Inside my mouth I could feel my tongue dry up, turn into a crumpled and atrophied thing. To say yes opened up so many possibilities I couldn’t and didn’t want to fathom. To say no just seemed rude. In the end I chose my own weird version of etiquette.

“Sure,” I said, and could almost hear Adam grit his teeth beside me. I ignored it. In that instant I realized that I wanted to see what – who – I was carrying. I needed to know what that creature looked like, to observe whatever features I might be able to make out. This was – for now, at least – my child.

My child. When exactly does one become a mother? Does it happen at the moment of conception, before the awareness even settles and is recognized? The first time you see the changes in your body, feel the creature move within you? When he or she finally emerges, goo-covered and screaming?

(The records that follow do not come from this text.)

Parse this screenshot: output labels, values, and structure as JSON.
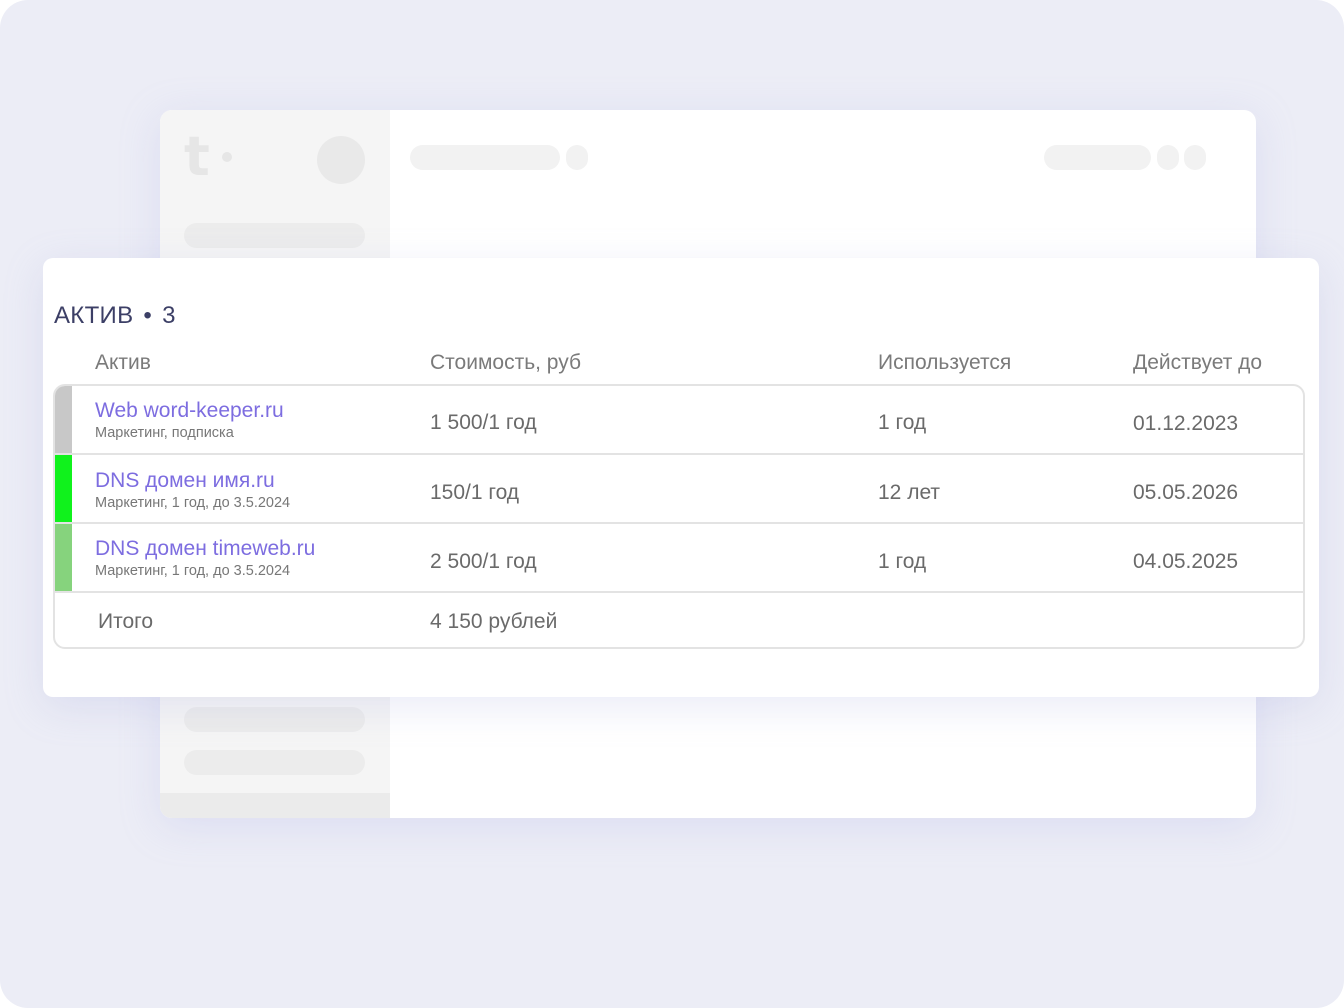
{
  "card": {
    "title": "АКТИВ",
    "separator": "•",
    "count": "3"
  },
  "columns": {
    "asset": "Актив",
    "cost": "Стоимость, руб",
    "used": "Используется",
    "valid_until": "Действует до"
  },
  "rows": [
    {
      "name": "Web word-keeper.ru",
      "subtitle": "Маркетинг, подписка",
      "cost": "1 500/1 год",
      "used": "1 год",
      "valid_until": "01.12.2023",
      "status_color": "#c8c8c8"
    },
    {
      "name": "DNS домен имя.ru",
      "subtitle": "Маркетинг, 1 год, до 3.5.2024",
      "cost": "150/1 год",
      "used": "12 лет",
      "valid_until": "05.05.2026",
      "status_color": "#10f21c"
    },
    {
      "name": "DNS домен timeweb.ru",
      "subtitle": "Маркетинг, 1 год, до 3.5.2024",
      "cost": "2 500/1 год",
      "used": "1 год",
      "valid_until": "04.05.2025",
      "status_color": "#86d37d"
    }
  ],
  "total": {
    "label": "Итого",
    "value": "4 150 рублей"
  },
  "colors": {
    "accent_link": "#7d6de0",
    "title": "#3c3f66",
    "background": "#ecedf6"
  }
}
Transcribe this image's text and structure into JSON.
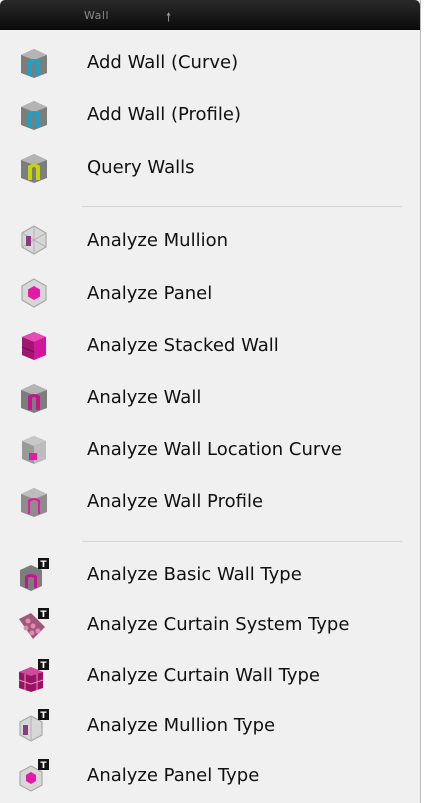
{
  "menu": {
    "title": "Wall",
    "groups": [
      {
        "items": [
          {
            "label": "Add Wall (Curve)",
            "icon": "wall-arch-cyan-icon"
          },
          {
            "label": "Add Wall (Profile)",
            "icon": "wall-arch-cyan-icon"
          },
          {
            "label": "Query Walls",
            "icon": "wall-arch-yellow-icon"
          }
        ]
      },
      {
        "items": [
          {
            "label": "Analyze Mullion",
            "icon": "hex-mullion-icon"
          },
          {
            "label": "Analyze Panel",
            "icon": "hex-panel-icon"
          },
          {
            "label": "Analyze Stacked Wall",
            "icon": "stacked-wall-icon"
          },
          {
            "label": "Analyze Wall",
            "icon": "wall-arch-magenta-icon"
          },
          {
            "label": "Analyze Wall Location Curve",
            "icon": "wall-location-curve-icon"
          },
          {
            "label": "Analyze Wall Profile",
            "icon": "wall-profile-icon"
          }
        ]
      },
      {
        "items": [
          {
            "label": "Analyze Basic Wall Type",
            "icon": "basic-wall-type-icon"
          },
          {
            "label": "Analyze Curtain System Type",
            "icon": "curtain-system-type-icon"
          },
          {
            "label": "Analyze Curtain Wall Type",
            "icon": "curtain-wall-type-icon"
          },
          {
            "label": "Analyze Mullion Type",
            "icon": "mullion-type-icon"
          },
          {
            "label": "Analyze Panel Type",
            "icon": "panel-type-icon"
          }
        ]
      }
    ]
  },
  "colors": {
    "cyan": "#1aa3c8",
    "yellow": "#c6d600",
    "magenta": "#e21aa6",
    "gray": "#8f8f8f",
    "type_badge": "#111111"
  }
}
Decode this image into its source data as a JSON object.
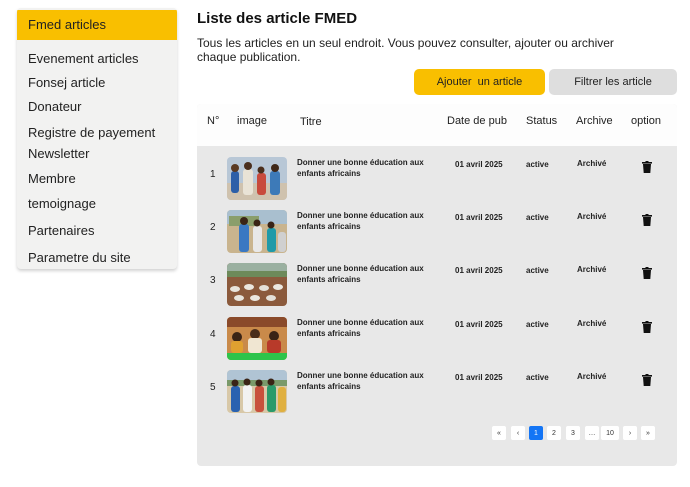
{
  "sidebar": {
    "items": [
      {
        "label": "Fmed articles",
        "active": true
      },
      {
        "label": "Evenement articles"
      },
      {
        "label": "Fonsej article"
      },
      {
        "label": "Donateur"
      },
      {
        "label": "Registre de payement"
      },
      {
        "label": "Newsletter"
      },
      {
        "label": "Membre"
      },
      {
        "label": "temoignage"
      },
      {
        "label": "Partenaires"
      },
      {
        "label": "Parametre du site"
      }
    ]
  },
  "header": {
    "title": "Liste des article FMED",
    "description": "Tous les articles en un seul endroit. Vous pouvez consulter, ajouter ou archiver chaque publication."
  },
  "actions": {
    "add_label": "Ajouter  un article",
    "filter_label": "Filtrer les article"
  },
  "table": {
    "columns": [
      "N°",
      "image",
      "Titre",
      "Date de pub",
      "Status",
      "Archive",
      "option"
    ],
    "rows": [
      {
        "num": "1",
        "title": "Donner une bonne éducation aux enfants africains",
        "date": "01 avril 2025",
        "status": "active",
        "archive": "Archivé"
      },
      {
        "num": "2",
        "title": "Donner une bonne éducation aux enfants africains",
        "date": "01 avril 2025",
        "status": "active",
        "archive": "Archivé"
      },
      {
        "num": "3",
        "title": "Donner une bonne éducation aux enfants africains",
        "date": "01 avril 2025",
        "status": "active",
        "archive": "Archivé"
      },
      {
        "num": "4",
        "title": "Donner une bonne éducation aux enfants africains",
        "date": "01 avril 2025",
        "status": "active",
        "archive": "Archivé"
      },
      {
        "num": "5",
        "title": "Donner une bonne éducation aux enfants africains",
        "date": "01 avril 2025",
        "status": "active",
        "archive": "Archivé"
      }
    ]
  },
  "pagination": {
    "first": "«",
    "prev": "‹",
    "pages": [
      "1",
      "2",
      "3",
      "…",
      "10"
    ],
    "current": "1",
    "next": "›",
    "last": "»"
  },
  "icons": {
    "row_action": "trash-icon"
  },
  "colors": {
    "accent": "#f9bf00",
    "pager_active": "#1475f5",
    "card_bg": "#e8e8e8"
  }
}
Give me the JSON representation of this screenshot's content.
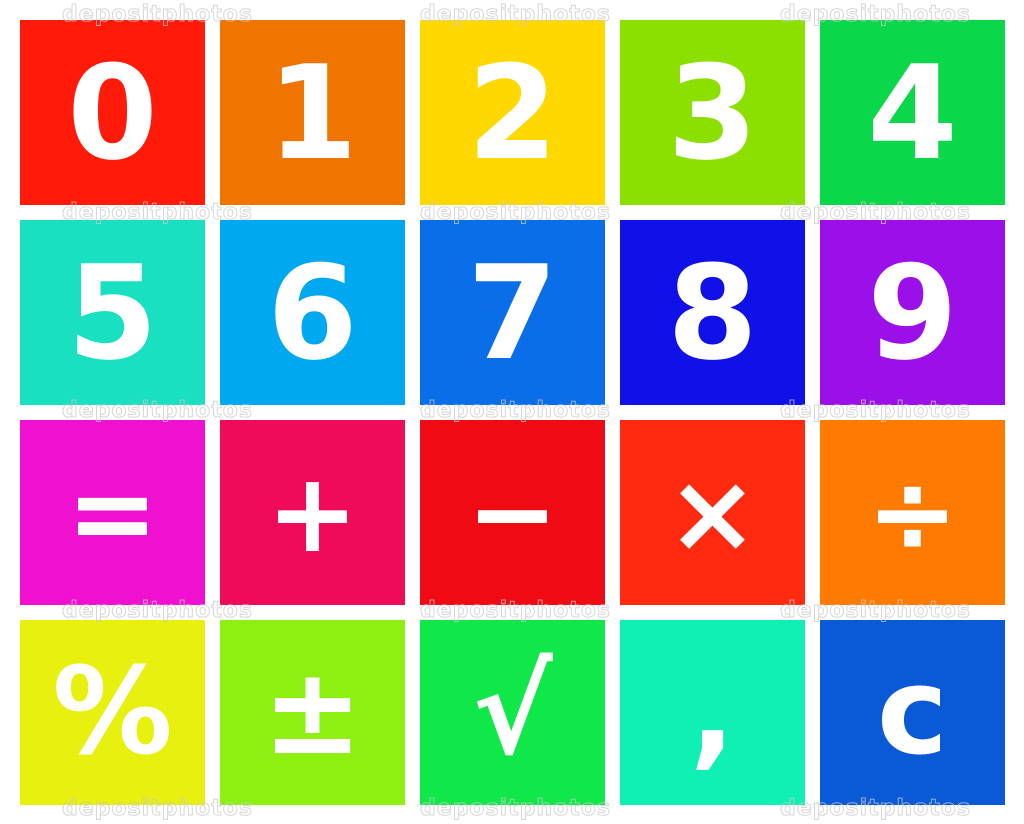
{
  "watermark": "depositphotos",
  "tiles": [
    {
      "label": "0",
      "color": "#ff1a0a"
    },
    {
      "label": "1",
      "color": "#f07500"
    },
    {
      "label": "2",
      "color": "#ffd800"
    },
    {
      "label": "3",
      "color": "#8ce000"
    },
    {
      "label": "4",
      "color": "#0ad84a"
    },
    {
      "label": "5",
      "color": "#18e0c0"
    },
    {
      "label": "6",
      "color": "#00a8f0"
    },
    {
      "label": "7",
      "color": "#0a6ee8"
    },
    {
      "label": "8",
      "color": "#1010e8"
    },
    {
      "label": "9",
      "color": "#9b10e8"
    },
    {
      "label": "=",
      "color": "#f010d0"
    },
    {
      "label": "+",
      "color": "#f00a5a"
    },
    {
      "label": "−",
      "color": "#f00a14"
    },
    {
      "label": "×",
      "color": "#ff2a10"
    },
    {
      "label": "÷",
      "color": "#ff7a00"
    },
    {
      "label": "%",
      "color": "#e8f010"
    },
    {
      "label": "±",
      "color": "#8ef010"
    },
    {
      "label": "√",
      "color": "#10e84a"
    },
    {
      "label": ",",
      "color": "#10f0b4"
    },
    {
      "label": "c",
      "color": "#0a5ad8"
    }
  ]
}
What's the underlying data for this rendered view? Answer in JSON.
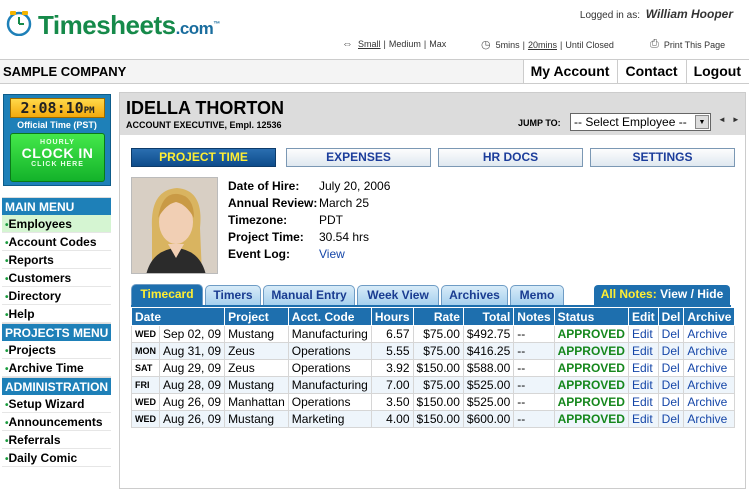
{
  "header": {
    "logo_main": "Timesheets",
    "logo_suffix": ".com",
    "logo_tm": "™",
    "logged_in_label": "Logged in as:",
    "user_name": "William Hooper",
    "text_size": {
      "small": "Small",
      "sep1": "|",
      "medium": "Medium",
      "sep2": "|",
      "max": "Max"
    },
    "timeout": {
      "five": "5mins",
      "sep1": "|",
      "twenty": "20mins",
      "sep2": "|",
      "until_closed": "Until Closed"
    },
    "print_label": "Print This Page"
  },
  "company_bar": {
    "company_name": "SAMPLE COMPANY",
    "nav": [
      "My Account",
      "Contact",
      "Logout"
    ]
  },
  "clock": {
    "time": "2:08:10",
    "ampm": "PM",
    "official_label": "Official Time (PST)",
    "btn_top": "HOURLY",
    "btn_main": "CLOCK IN",
    "btn_bottom": "CLICK HERE"
  },
  "sidebar": {
    "main_menu": {
      "title": "MAIN MENU",
      "items": [
        "Employees",
        "Account Codes",
        "Reports",
        "Customers",
        "Directory",
        "Help"
      ]
    },
    "projects_menu": {
      "title": "PROJECTS MENU",
      "items": [
        "Projects",
        "Archive Time"
      ]
    },
    "administration": {
      "title": "ADMINISTRATION",
      "items": [
        "Setup Wizard",
        "Announcements",
        "Referrals",
        "Daily Comic"
      ]
    }
  },
  "employee": {
    "name": "IDELLA THORTON",
    "title_line": "ACCOUNT EXECUTIVE, Empl. 12536",
    "info": [
      {
        "label": "Date of Hire:",
        "value": "July 20, 2006"
      },
      {
        "label": "Annual Review:",
        "value": "March 25"
      },
      {
        "label": "Timezone:",
        "value": "PDT"
      },
      {
        "label": "Project Time:",
        "value": "30.54 hrs"
      },
      {
        "label": "Event Log:",
        "value": "View"
      }
    ]
  },
  "jump": {
    "label": "JUMP TO:",
    "selected": "-- Select Employee --",
    "prev": "◄",
    "next": "►"
  },
  "main_tabs": [
    "PROJECT TIME",
    "EXPENSES",
    "HR DOCS",
    "SETTINGS"
  ],
  "sub_tabs": [
    "Timecard",
    "Timers",
    "Manual Entry",
    "Week View",
    "Archives",
    "Memo"
  ],
  "notes_bar": {
    "all_notes": "All Notes:",
    "view": "View",
    "sep": "/",
    "hide": "Hide"
  },
  "timecard": {
    "columns": [
      "Date",
      "Project",
      "Acct. Code",
      "Hours",
      "Rate",
      "Total",
      "Notes",
      "Status",
      "Edit",
      "Del",
      "Archive"
    ],
    "rows": [
      {
        "day": "WED",
        "date": "Sep 02, 09",
        "project": "Mustang",
        "acct": "Manufacturing",
        "hours": "6.57",
        "rate": "$75.00",
        "total": "$492.75",
        "notes": "--",
        "status": "APPROVED",
        "edit": "Edit",
        "del": "Del",
        "archive": "Archive"
      },
      {
        "day": "MON",
        "date": "Aug 31, 09",
        "project": "Zeus",
        "acct": "Operations",
        "hours": "5.55",
        "rate": "$75.00",
        "total": "$416.25",
        "notes": "--",
        "status": "APPROVED",
        "edit": "Edit",
        "del": "Del",
        "archive": "Archive"
      },
      {
        "day": "SAT",
        "date": "Aug 29, 09",
        "project": "Zeus",
        "acct": "Operations",
        "hours": "3.92",
        "rate": "$150.00",
        "total": "$588.00",
        "notes": "--",
        "status": "APPROVED",
        "edit": "Edit",
        "del": "Del",
        "archive": "Archive"
      },
      {
        "day": "FRI",
        "date": "Aug 28, 09",
        "project": "Mustang",
        "acct": "Manufacturing",
        "hours": "7.00",
        "rate": "$75.00",
        "total": "$525.00",
        "notes": "--",
        "status": "APPROVED",
        "edit": "Edit",
        "del": "Del",
        "archive": "Archive"
      },
      {
        "day": "WED",
        "date": "Aug 26, 09",
        "project": "Manhattan",
        "acct": "Operations",
        "hours": "3.50",
        "rate": "$150.00",
        "total": "$525.00",
        "notes": "--",
        "status": "APPROVED",
        "edit": "Edit",
        "del": "Del",
        "archive": "Archive"
      },
      {
        "day": "WED",
        "date": "Aug 26, 09",
        "project": "Mustang",
        "acct": "Marketing",
        "hours": "4.00",
        "rate": "$150.00",
        "total": "$600.00",
        "notes": "--",
        "status": "APPROVED",
        "edit": "Edit",
        "del": "Del",
        "archive": "Archive"
      }
    ]
  },
  "icons": {
    "logo_clock": "clock-icon",
    "text_size": "resize-arrows-icon",
    "timeout": "timer-icon",
    "print": "printer-icon"
  },
  "colors": {
    "brand_green": "#168a4a",
    "brand_blue": "#1e80b8",
    "approved": "#15871c",
    "link": "#1546a8",
    "active_tab_text": "#ffee33"
  }
}
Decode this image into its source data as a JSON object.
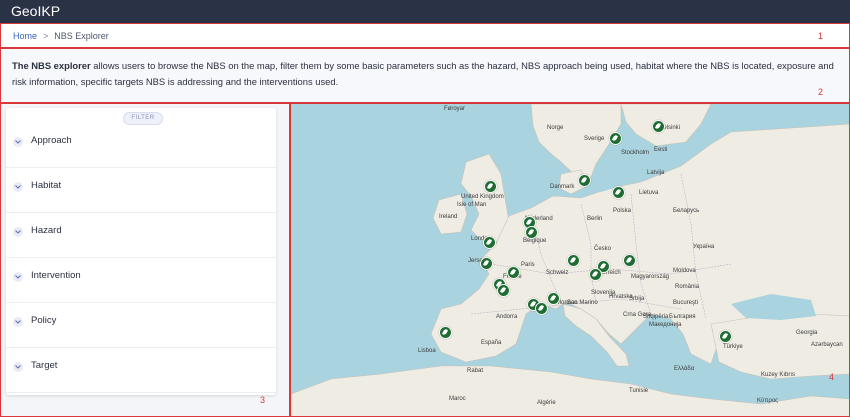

When does the universe christen you a parent?

Have Love Will Travel

This song was big in 2002, the year I fell in love with Adam. Every so often I go on a jag where I play it over and over. The lines that get me the most: And when all of this is over/should I lose you in the smoke/I want you to know/you were the one. Every time.

Friday, July 24, 2015

From NOT THE MADONNA

I place my hand on my stomach. I find myself doing this more and more, much to Adam’s amusement. He’s always said I was going to wind up being that person who rubs her pregnant belly, much as I deride the mothers who I see doing it. I always said that wouldn’t happen. As with most things, I’ve been proven to be full of shit. But I’m not really rubbing and I’m not feeling happily complacent the way most of these women seem to be. It’s more of an odd clash without conflict, reassurance without fulfillment. It’s a coming-together of sorts, but of what sorts I have yet to determine. 

Shit just got real

We got a stroller. Actually, a stroller and car-seat combination, if you must know. I poured Adam a glass of wine and he set it up. Then we tested it out. Then we laughed our asses off.


Thursday, July 23, 2015

Taken by Courtney on Sunday


Pinpointing

My father works in GPS and has for as long as I can remember. When I was a teenager, my parents had me convinced that they had some device implanted in my car that could tell them where I was at any time. I bought it, like the idiot that I was and am, but still I went anywhere and everywhere.

Flash forward to last month, when I returned from Santa Cruz. As I pulled up to the curb, Adam came out to greet me. How did he know I'd gotten home right at that moment? He held up his phone and grinned. Seems I'd shared my location over text message at some point and hadn't realized that it didn't turn off on its own.

I don't care, of course. There's nowhere I go that he can't know about. Still, it's kind of funny when I go to meet him somewhere and he says: "I was wondering why you made a right instead of a left ..." Damn technology.

Tuesday, July 21, 2015

A friend's prediction of the delivery

I read this comment yesterday that a woman's delivery often reflects the way a woman lives her everyday life. When I read that, I had this flash of you having a super chill birth while live blogging all the gory details and taking selfies with Adam ;-).